3.6.2 Explain enzyme-substrate specificity
- Enzyme and substrate are complements of each other in terms of shape and chemical properties
- Binding to active site brings the substrate into close physical proximity, creating an enzyme-substrate complex
- The enzyme catalyst the conversion of the substrate into a product, thus changing into an enzyme-product complex
- As the enzyme is not consumed during the reaction, it can continue with another substrate.
- Note: Reaction can go both ways.
Lock & Key hypothesis states that one key to one lock. Thus one enzyme to one particular substrate.
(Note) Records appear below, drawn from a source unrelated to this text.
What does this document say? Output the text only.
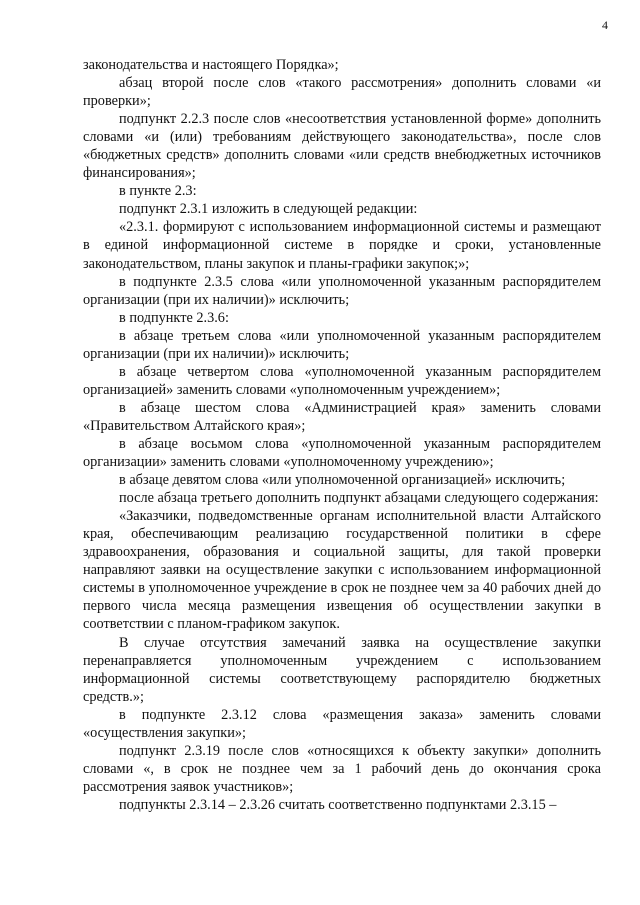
4

законодательства и настоящего Порядка»;

абзац второй после слов «такого рассмотрения» дополнить словами «и проверки»;

подпункт 2.2.3 после слов «несоответствия установленной форме» дополнить словами «и (или) требованиям действующего законодательства», после слов «бюджетных средств» дополнить словами «или средств внебюджетных источников финансирования»;

в пункте 2.3:

подпункт 2.3.1 изложить в следующей редакции:

«2.3.1. формируют с использованием информационной системы и размещают в единой информационной системе в порядке и сроки, установленные законодательством, планы закупок и планы-графики закупок;»;

в подпункте 2.3.5 слова «или уполномоченной указанным распорядителем организации (при их наличии)» исключить;

в подпункте 2.3.6:

в абзаце третьем слова «или уполномоченной указанным распорядителем организации (при их наличии)» исключить;

в абзаце четвертом слова «уполномоченной указанным распорядителем организацией» заменить словами «уполномоченным учреждением»;

в абзаце шестом слова «Администрацией края» заменить словами «Правительством Алтайского края»;

в абзаце восьмом слова «уполномоченной указанным распорядителем организации» заменить словами «уполномоченному учреждению»;

в абзаце девятом слова «или уполномоченной организацией» исключить;

после абзаца третьего дополнить подпункт абзацами следующего содержания:

«Заказчики, подведомственные органам исполнительной власти Алтайского края, обеспечивающим реализацию государственной политики в сфере здравоохранения, образования и социальной защиты, для такой проверки направляют заявки на осуществление закупки с использованием информационной системы в уполномоченное учреждение в срок не позднее чем за 40 рабочих дней до первого числа месяца размещения извещения об осуществлении закупки в соответствии с планом-графиком закупок.

В случае отсутствия замечаний заявка на осуществление закупки перенаправляется уполномоченным учреждением с использованием информационной системы соответствующему распорядителю бюджетных средств.»;

в подпункте 2.3.12 слова «размещения заказа» заменить словами «осуществления закупки»;

подпункт 2.3.19 после слов «относящихся к объекту закупки» дополнить словами «, в срок не позднее чем за 1 рабочий день до окончания срока рассмотрения заявок участников»;

подпункты 2.3.14 – 2.3.26 считать соответственно подпунктами 2.3.15 –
The enzymes specificity is due to the complementary shape of the active site and the substrate.
3.6.3 Explain the effects of temperature, pH and substrate concentration on enzyme activity.
Temperature
- Low energy results in insufficient energy for the reaction to take place
- Increasing the temperature will increase the kinetic energy of the substrate and enzyme, thus increasing the chances of collision.
- There is an optimal temperature at which the enzyme could work
- When the temperature is too high, the hydrogen bonds in the enzyme breaks and the enzyme loses its shape thus changing the active site.
pH
- Changing the pH could alter the charge of the enzyme.
- Thus causing a change in shape and changing the active site.
- Enzymes have an optimal pH.
Substrate concentration
- Increasing substrate concentration will increase the chances of collision
- After a certain point, the environment will be too saturated with substrate that the enzymes can't react any faster.
3.6.4 Define denaturation
Denaturation is the structural change in the protein that results in the loss of its biological and chemical properties.
3.6.5 Explain the use of lactase in the production of lactose-free milk
Lactose is a disaccharide (Glucose + Ga(lactose)), while lactase is the enzyme that breaks lactose down.
As majority of the human population are somewhat lactose intolerant, the milk industry needs to produce lactose-free milk.
Milk is repeated passed through this process to ensure lactose-free. As enzymes could be easily re-used, this is a cheap and efficient process.